At first glance, sports betting odds can feel opaque at first glance. Plus signs, minus signs, fractions, decimals — it’s a lot. But once you know how to read odds, you’ll see they all encode the same two signals:
- How much you stand to win
- The implied probability of that outcome
Most sportsbooks use one of three traditional formats — American, Decimal, or Fractional odds. And in prediction markets or betting exchanges, you may also see contract price odds, which tie directly to implied probability. Let’s break them all down.
Odds aren’t predictions — they’re probability prices set by the market.
If you’re not thinking in probabilities, you’re not really interpreting the odds.
American odds explained
American odds are the most common format in the U.S. They use plus (+) and minus (–) signs.
- Positive odds (+): Show how much profit you’d make on a $100 bet. -- Example: +200 means a $100 bet wins $200 profit (total payout $300).
- Negative odds (–): Show how much you’d need to bet to win $100. -- Example: -150 means you must bet $150 to win $100 profit (total payout $250).
In short:
- + = underdog (higher payout, lower probability).
👉 Example: +150 means you risk $100 to win $150. –120 means you risk $120 to win $100.
Decimal odds explained
Decimal odds are standard in Europe, Canada, and Australia. They represent the total payout (profit + stake) for every $1 wagered.

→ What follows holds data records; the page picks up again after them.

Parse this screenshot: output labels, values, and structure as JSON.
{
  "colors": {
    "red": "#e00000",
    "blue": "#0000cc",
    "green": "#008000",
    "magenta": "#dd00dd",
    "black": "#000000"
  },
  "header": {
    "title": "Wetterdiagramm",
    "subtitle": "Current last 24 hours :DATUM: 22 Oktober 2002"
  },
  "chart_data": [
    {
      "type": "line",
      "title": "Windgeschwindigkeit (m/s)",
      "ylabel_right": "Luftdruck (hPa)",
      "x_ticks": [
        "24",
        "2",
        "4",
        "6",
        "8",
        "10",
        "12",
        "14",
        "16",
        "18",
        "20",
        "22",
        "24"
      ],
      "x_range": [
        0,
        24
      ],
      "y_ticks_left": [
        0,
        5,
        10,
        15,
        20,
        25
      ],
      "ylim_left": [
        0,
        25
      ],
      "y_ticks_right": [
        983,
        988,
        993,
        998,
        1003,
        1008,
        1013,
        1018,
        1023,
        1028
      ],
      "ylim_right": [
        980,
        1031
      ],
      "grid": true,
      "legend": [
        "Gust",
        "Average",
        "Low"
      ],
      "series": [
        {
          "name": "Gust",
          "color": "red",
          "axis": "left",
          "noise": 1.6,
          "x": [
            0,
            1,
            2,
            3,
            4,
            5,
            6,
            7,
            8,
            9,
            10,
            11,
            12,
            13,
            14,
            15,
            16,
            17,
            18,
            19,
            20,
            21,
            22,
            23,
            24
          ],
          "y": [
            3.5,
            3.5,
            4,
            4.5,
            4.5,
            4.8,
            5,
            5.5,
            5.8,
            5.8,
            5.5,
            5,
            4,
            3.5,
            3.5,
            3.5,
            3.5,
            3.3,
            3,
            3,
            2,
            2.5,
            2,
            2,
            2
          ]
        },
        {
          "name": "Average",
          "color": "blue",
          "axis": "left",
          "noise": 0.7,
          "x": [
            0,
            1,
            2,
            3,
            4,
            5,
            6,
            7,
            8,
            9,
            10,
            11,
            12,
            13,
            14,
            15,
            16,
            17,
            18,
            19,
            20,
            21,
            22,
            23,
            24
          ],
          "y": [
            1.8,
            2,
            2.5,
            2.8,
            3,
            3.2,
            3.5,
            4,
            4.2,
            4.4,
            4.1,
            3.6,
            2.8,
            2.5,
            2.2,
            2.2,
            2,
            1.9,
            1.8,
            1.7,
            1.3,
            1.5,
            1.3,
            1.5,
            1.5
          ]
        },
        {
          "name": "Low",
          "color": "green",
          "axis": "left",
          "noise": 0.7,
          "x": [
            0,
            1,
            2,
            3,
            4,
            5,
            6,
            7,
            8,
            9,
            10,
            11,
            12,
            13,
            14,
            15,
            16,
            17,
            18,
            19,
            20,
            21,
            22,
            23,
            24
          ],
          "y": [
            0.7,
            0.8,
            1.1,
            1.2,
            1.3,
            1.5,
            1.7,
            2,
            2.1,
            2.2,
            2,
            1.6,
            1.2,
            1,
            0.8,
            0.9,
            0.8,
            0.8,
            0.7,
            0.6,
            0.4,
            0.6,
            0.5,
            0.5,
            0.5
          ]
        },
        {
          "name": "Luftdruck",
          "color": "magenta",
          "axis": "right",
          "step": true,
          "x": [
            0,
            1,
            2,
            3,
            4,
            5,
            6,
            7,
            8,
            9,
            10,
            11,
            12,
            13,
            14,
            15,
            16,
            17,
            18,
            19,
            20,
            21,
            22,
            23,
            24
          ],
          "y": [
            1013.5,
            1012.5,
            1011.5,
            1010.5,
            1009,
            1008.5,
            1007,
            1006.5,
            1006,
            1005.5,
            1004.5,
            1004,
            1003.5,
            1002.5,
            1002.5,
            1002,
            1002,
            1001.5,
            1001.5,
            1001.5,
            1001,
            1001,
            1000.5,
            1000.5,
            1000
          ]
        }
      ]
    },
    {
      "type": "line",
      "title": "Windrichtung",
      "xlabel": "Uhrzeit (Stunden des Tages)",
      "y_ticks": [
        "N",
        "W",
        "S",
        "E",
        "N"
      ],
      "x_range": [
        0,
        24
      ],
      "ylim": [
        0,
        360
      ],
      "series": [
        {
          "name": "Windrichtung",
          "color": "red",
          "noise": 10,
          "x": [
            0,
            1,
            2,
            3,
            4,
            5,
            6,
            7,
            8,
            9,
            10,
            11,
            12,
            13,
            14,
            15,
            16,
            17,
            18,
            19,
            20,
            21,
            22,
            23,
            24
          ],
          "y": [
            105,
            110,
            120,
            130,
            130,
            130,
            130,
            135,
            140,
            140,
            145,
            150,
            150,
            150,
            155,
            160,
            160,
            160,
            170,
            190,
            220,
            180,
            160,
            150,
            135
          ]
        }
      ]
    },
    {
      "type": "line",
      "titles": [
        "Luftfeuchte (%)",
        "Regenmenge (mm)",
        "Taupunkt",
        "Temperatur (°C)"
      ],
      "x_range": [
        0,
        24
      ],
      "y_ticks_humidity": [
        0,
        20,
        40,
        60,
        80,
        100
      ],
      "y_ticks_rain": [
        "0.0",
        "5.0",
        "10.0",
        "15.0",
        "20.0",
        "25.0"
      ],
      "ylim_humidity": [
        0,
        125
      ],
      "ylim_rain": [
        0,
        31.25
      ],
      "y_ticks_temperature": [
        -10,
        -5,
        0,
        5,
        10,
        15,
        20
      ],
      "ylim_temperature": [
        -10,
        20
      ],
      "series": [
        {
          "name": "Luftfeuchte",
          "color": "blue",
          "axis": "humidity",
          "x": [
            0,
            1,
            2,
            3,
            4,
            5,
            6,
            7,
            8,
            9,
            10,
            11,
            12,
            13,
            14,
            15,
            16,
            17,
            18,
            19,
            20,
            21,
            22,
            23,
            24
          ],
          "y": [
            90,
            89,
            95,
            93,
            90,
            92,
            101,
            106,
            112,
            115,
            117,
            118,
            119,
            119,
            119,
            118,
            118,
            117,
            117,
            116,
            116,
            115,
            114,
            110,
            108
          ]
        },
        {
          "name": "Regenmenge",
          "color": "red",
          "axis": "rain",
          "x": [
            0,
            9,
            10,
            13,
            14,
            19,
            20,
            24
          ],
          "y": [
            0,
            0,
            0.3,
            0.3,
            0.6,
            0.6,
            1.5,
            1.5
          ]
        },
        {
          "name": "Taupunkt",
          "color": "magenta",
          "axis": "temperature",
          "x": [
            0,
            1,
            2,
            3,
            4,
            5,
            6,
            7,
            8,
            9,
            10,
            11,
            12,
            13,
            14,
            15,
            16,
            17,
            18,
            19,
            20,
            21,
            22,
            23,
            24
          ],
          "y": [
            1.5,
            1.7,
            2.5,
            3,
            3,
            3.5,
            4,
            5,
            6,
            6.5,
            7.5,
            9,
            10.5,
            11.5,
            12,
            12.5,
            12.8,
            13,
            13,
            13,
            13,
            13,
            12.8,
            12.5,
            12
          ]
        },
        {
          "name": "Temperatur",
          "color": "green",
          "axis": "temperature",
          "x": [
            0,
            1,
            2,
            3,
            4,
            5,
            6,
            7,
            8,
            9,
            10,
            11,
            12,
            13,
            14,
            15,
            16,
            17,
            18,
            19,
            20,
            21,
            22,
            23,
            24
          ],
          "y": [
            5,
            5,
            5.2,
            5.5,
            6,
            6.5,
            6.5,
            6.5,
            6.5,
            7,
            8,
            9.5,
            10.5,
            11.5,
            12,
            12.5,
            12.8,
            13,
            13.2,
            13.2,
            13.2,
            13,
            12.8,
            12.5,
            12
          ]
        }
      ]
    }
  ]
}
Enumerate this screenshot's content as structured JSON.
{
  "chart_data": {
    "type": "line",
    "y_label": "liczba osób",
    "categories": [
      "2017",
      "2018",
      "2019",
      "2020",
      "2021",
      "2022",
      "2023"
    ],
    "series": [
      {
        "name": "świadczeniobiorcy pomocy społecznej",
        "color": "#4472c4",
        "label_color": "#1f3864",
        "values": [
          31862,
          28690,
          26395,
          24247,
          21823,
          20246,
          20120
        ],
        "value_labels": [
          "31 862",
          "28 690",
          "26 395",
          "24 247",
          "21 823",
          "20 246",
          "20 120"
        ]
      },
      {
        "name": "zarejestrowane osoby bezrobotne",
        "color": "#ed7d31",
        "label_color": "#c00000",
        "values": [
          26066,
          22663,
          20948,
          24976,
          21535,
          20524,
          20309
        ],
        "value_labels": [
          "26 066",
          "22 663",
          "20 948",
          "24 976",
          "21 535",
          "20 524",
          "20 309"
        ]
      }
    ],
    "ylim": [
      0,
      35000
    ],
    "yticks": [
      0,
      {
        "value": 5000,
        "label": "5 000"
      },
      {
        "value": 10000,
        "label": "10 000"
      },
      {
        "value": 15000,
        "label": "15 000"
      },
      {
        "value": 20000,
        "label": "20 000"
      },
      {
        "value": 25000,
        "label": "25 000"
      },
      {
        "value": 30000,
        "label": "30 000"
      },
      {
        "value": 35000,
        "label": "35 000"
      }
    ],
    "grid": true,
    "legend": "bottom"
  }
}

- Example: 1.50 means every $1 bet returns $1.50 ($0.50 profit).
- Example: 3.00 means every $1 bet returns $3.00 ($2 profit).
Why sharps like decimals: They’re the easiest to work with for probability; you can instantly calculate your payout by multiplying your bet size.
Fractional odds explained
Fractional odds are traditional in the U.K. and horse racing. They show profit relative to your stake and look like traditional fractions: 5/1, 10/3, 2/7, etc.
- The fraction shows profit relative to stake.
- Example: 5/1 (“five to one”) means a $100 bet profits $500.
- Example: 2/5 means a $100 bet profits $40.
Fractional odds are less intuitive if you’re used to American or Decimal, but they’ve been around the longest.
Contract price odds (prediction market style)
Unlike traditional formats, contract price odds express outcomes as a price between $0.01 and $1.00 — and that price is the implied probability.
- How it works: A “Yes” contract at $0.65 means the market estimates a 65% chance of success.
- Settlement: If the event happens, contracts pay out $1.00. If not, they settle at $0.00.
- Profit: Settlement – Purchase Price = profit per contract. -- Example: Buy at $0.65. If it wins, you make $0.35 per contract.
👉 Contract price odds = implied probability directly. Unlike American/Decimal/Fractional, no conversion math is needed.
Odds conversion table
Here’s how the formats align for common lines:

Note: Contract price gives implied probability directly — e.g. a $0.60 contract price means 60% implied chance of success. In prediction markets/contracts, if the event happens, a $0.60 contract pays $1.00; if it doesn't, it pays $0.00.
Implied probability: what odds really mean
Odds don’t just tell you the payout — they reveal the implied probability of an outcome: the chance an outcome will occur, as priced by the market.
Formulas:
- For American odds: -- Positive: Implied probability = 100 ÷ (odds + 100) -- Negative: Implied probability = -odds ÷ (-odds + 100)
- For decimal odds: Implied probability = 1 ÷ decimal odds
- For fractional odds: Implied probability = denominator ÷ (numerator + denominator)
Example:
- Odds of -150 → 60% implied probability
- Odds of +200 → 33.3% implied probability
- Odds of 3.00 (decimal) → 33.3% implied probability
👉 The “trick” is spotting when your estimated probability is better than the book’s. That’s what sharps call value betting.
Implied probability doesn’t guarantee an outcome — it’s the market’s best guess. Your edge as a bettor is finding when true probability is higher than the implied probability.
What is a push?
A push happens when the result lands exactly on the sportsbook’s line. In this case, your bet is refunded — you don’t win, but you don’t lose either.
Example:
- You bet Patriots -3.
- Final score: Patriots 27, Jets 24.
- Margin = 3 → It’s a push. Your stake is returned.
Impact: pushes don’t hurt your bankroll, but they erase what could’ve been a winning ticket. This is why sharp bettors care so much about getting the right number. Pushes don’t apply to moneyline bets (win/lose), but are common with spreads and totals.
Why this matters
- Odds formats are just different ways of saying the same thing — payouts and probabilities.
- Understanding implied probability is how you move from casual betting to sharp betting.
- Knowing what a push is (and how to avoid it) keeps your bankroll steady.
Key takeaways
- American odds show win amount (+) or bet amount (–).
- Decimal odds show total return.
- Fractional odds show profit relative to stake.
- Contract price odds show implied probability directly.
- Pushes: Tie = refund.
- No matter the format, it all reduces to: how likely is this to hit, and what’s the payout?